The rate of growth in wages for females was about 1% CAGR higher than males and the gender gap was narrowing but was still 35% in farming and 20% in processing, the report said.

Women were currently the national president of Federated Farmers, the chief executive of Westland Milk and the executive director of the Dairy Companies Association, which commissioned the NZIER report.

Fonterra had targets for 50:50 gender balance and 20% ethnic diversity at leadership levels.

Dairy Women’s Network was very active in the industry and one of four organisations partnering in the Dairy Tomorrow strategy.

Maori owned more than 10% of the assets in the dairy industry, including 213 Maori-owned or operated dairy farms supplying Fonterra.

Miraka was a Maori part-owned processor and 40% of its employees were Maori.

Many other parts of the NZ economy relied on dairying because dairy farming and dairy processing were the largest purchasers of output from seven and six other industries respectively.

For dairy farming this included rural professionals, veterinarians, pharmaceuticals, fertilisers and motor vehicles.

For processing it included road and rail transport, warehousing, water and electricity.

Dairy farms spent nearly $1b annually on support services, more than $400m on financial services, more than $800m on agrichemicals, more than $400m on forage products and sugar crops, $355m on pharmaceuticals, and $200m each on electricity and accounting services.

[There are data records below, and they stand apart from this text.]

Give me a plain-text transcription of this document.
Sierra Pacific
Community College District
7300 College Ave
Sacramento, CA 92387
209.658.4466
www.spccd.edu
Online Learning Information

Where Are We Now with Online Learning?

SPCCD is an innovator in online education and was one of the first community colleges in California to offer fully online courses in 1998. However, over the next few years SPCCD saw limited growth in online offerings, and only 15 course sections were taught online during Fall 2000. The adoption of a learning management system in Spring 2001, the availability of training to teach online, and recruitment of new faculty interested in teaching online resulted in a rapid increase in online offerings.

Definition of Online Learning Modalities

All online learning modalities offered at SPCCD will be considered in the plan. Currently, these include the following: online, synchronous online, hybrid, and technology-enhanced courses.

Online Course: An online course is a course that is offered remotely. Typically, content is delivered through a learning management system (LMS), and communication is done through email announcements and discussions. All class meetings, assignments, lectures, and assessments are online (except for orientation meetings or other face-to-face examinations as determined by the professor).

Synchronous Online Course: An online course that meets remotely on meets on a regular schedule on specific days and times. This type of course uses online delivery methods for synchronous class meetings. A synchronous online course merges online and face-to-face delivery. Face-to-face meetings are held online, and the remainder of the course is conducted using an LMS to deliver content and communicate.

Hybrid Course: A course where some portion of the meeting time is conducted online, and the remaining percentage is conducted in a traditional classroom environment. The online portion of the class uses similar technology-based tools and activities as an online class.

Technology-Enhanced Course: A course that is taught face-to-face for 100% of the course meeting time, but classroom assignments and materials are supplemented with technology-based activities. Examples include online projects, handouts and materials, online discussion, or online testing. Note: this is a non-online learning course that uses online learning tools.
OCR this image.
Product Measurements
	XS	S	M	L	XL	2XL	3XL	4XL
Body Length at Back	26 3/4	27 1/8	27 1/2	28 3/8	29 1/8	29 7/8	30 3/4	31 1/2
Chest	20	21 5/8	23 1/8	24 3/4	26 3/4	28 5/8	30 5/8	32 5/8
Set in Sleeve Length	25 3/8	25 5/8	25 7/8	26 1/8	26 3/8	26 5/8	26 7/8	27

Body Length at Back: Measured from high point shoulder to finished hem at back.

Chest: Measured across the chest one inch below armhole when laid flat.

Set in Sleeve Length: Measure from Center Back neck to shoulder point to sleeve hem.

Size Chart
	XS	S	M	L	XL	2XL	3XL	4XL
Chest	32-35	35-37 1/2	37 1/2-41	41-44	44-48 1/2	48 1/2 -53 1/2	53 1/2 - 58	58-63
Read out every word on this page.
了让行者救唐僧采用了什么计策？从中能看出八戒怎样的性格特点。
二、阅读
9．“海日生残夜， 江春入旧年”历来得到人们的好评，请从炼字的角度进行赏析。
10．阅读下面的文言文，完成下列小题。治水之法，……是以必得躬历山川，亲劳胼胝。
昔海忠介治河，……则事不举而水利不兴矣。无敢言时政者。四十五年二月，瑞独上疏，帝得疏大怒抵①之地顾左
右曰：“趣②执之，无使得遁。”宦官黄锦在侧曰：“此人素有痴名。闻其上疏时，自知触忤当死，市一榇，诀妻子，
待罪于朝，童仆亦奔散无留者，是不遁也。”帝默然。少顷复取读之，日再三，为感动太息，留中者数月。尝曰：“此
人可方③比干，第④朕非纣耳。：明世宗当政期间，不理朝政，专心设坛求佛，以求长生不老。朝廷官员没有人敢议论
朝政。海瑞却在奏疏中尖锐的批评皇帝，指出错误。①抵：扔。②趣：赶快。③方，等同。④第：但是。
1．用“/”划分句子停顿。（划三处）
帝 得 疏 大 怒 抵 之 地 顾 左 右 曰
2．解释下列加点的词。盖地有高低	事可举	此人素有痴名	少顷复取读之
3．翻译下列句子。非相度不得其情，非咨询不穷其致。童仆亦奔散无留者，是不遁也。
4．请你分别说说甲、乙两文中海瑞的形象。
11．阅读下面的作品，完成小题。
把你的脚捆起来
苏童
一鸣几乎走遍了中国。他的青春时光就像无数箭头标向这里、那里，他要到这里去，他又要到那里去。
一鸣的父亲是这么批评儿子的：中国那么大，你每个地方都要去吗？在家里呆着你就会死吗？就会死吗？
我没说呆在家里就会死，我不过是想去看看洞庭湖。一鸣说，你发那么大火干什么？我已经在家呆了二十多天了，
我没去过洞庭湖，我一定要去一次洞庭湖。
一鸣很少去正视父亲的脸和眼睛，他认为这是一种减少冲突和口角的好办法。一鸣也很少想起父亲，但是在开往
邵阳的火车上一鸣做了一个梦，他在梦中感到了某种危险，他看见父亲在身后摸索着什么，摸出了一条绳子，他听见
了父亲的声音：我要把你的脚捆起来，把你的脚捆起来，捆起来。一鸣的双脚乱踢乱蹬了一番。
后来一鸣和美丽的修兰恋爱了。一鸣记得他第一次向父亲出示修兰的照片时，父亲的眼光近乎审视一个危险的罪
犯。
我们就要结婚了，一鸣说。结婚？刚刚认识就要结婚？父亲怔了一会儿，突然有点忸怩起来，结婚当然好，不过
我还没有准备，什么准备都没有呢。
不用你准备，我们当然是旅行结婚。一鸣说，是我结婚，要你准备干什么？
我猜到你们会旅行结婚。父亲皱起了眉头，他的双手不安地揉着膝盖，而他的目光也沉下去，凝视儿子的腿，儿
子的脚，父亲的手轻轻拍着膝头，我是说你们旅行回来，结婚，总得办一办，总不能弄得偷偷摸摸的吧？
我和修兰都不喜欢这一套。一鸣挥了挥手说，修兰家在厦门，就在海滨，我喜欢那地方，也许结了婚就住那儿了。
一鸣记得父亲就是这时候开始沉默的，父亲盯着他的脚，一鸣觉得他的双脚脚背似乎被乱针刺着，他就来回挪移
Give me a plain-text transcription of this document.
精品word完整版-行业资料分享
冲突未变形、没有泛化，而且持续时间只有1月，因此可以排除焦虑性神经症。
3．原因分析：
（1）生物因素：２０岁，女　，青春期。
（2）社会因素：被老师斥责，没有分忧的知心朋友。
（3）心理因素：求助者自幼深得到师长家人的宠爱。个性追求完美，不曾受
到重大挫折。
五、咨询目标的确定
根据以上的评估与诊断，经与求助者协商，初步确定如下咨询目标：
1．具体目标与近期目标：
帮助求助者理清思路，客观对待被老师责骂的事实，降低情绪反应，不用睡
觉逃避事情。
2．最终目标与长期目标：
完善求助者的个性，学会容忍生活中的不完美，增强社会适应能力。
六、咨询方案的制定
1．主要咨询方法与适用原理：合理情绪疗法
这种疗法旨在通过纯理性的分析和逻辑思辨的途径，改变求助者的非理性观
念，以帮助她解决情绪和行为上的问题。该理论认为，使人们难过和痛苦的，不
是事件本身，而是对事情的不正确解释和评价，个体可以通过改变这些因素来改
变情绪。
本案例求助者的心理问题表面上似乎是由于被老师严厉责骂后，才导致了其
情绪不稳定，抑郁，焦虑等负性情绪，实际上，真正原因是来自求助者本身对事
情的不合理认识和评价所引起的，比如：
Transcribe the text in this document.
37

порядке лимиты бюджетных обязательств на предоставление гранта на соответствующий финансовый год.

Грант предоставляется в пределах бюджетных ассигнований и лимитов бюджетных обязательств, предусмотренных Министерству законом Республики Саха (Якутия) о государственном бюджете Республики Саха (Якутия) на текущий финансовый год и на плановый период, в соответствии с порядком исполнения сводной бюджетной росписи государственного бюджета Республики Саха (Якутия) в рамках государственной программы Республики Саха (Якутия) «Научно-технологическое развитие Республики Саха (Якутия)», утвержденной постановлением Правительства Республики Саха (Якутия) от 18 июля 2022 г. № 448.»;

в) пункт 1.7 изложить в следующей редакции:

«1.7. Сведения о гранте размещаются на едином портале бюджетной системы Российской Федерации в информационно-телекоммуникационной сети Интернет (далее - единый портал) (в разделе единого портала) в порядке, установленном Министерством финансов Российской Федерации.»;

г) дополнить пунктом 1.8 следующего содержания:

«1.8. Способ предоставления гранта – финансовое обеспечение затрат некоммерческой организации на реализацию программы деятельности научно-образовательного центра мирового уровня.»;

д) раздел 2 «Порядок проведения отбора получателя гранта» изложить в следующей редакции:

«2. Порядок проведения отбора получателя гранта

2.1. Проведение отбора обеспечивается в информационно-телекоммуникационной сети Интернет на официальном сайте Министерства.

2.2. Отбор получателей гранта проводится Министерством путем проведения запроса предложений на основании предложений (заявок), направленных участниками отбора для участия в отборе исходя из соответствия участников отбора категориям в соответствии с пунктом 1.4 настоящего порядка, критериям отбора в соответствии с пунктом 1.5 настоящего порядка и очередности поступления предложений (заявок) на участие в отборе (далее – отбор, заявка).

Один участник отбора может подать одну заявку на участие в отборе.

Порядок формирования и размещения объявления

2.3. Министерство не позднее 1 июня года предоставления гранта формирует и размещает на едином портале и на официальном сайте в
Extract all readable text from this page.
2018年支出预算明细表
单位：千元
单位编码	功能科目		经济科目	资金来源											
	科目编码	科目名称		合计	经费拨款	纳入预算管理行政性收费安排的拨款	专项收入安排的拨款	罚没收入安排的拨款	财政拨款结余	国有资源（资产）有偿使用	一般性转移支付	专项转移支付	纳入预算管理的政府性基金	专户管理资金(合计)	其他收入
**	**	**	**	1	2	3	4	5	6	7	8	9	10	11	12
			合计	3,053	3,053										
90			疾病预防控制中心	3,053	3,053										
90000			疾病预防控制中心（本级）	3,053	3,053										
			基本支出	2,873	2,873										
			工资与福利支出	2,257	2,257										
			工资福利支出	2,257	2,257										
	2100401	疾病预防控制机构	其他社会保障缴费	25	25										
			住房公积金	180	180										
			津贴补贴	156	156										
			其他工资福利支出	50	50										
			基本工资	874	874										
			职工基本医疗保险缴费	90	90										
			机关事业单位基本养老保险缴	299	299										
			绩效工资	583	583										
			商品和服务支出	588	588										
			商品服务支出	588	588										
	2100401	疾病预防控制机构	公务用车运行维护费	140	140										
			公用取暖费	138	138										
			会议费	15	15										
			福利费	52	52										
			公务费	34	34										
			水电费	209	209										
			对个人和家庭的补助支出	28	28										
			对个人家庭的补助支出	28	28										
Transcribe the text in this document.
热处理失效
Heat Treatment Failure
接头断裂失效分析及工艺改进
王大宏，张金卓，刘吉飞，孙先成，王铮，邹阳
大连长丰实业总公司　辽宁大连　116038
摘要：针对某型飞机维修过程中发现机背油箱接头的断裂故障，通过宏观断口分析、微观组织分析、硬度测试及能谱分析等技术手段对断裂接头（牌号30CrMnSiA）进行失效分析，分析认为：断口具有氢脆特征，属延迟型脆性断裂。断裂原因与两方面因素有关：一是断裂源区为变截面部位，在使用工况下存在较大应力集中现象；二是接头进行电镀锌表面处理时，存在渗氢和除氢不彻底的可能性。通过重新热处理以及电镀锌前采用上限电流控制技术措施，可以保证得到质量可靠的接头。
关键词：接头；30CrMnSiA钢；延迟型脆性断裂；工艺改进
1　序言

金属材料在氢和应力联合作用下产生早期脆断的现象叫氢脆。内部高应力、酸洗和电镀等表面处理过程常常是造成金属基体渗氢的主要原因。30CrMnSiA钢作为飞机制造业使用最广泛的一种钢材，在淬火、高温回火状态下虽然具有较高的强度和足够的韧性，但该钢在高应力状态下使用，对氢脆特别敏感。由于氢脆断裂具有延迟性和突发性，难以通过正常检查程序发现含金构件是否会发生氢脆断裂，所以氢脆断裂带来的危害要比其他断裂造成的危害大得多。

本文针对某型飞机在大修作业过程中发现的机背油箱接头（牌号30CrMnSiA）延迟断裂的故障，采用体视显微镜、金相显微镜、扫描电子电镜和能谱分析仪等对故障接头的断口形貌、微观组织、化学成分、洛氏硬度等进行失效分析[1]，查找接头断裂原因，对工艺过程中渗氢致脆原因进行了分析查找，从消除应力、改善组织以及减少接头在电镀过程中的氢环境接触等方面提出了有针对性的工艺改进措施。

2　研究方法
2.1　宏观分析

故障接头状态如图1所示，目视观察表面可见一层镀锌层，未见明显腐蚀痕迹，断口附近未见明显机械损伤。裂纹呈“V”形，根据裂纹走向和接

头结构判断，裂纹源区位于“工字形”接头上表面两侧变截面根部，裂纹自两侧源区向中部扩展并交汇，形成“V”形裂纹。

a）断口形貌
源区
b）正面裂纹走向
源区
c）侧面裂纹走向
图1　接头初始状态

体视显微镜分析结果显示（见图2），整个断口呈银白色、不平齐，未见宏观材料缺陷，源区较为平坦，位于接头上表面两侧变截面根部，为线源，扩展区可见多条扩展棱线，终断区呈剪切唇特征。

“The dairy industry is a massive team effort – we couldn’t run without services and trades and most country towns would collapse without our spending,” Lewis said.

Federated Farmers was writing submissions to the government inquiry into the Dairy Industry Restructuring Act and on immigration matters and this report would be very valuable.

Lewis said the figures on employment and wages were very interesting.

“Wages are increasing quickly and the minimum wage increases are bringing the bottom up.

“Farmers are finding that $6/kg is not quite enough any longer and we will need $7 on average in future.”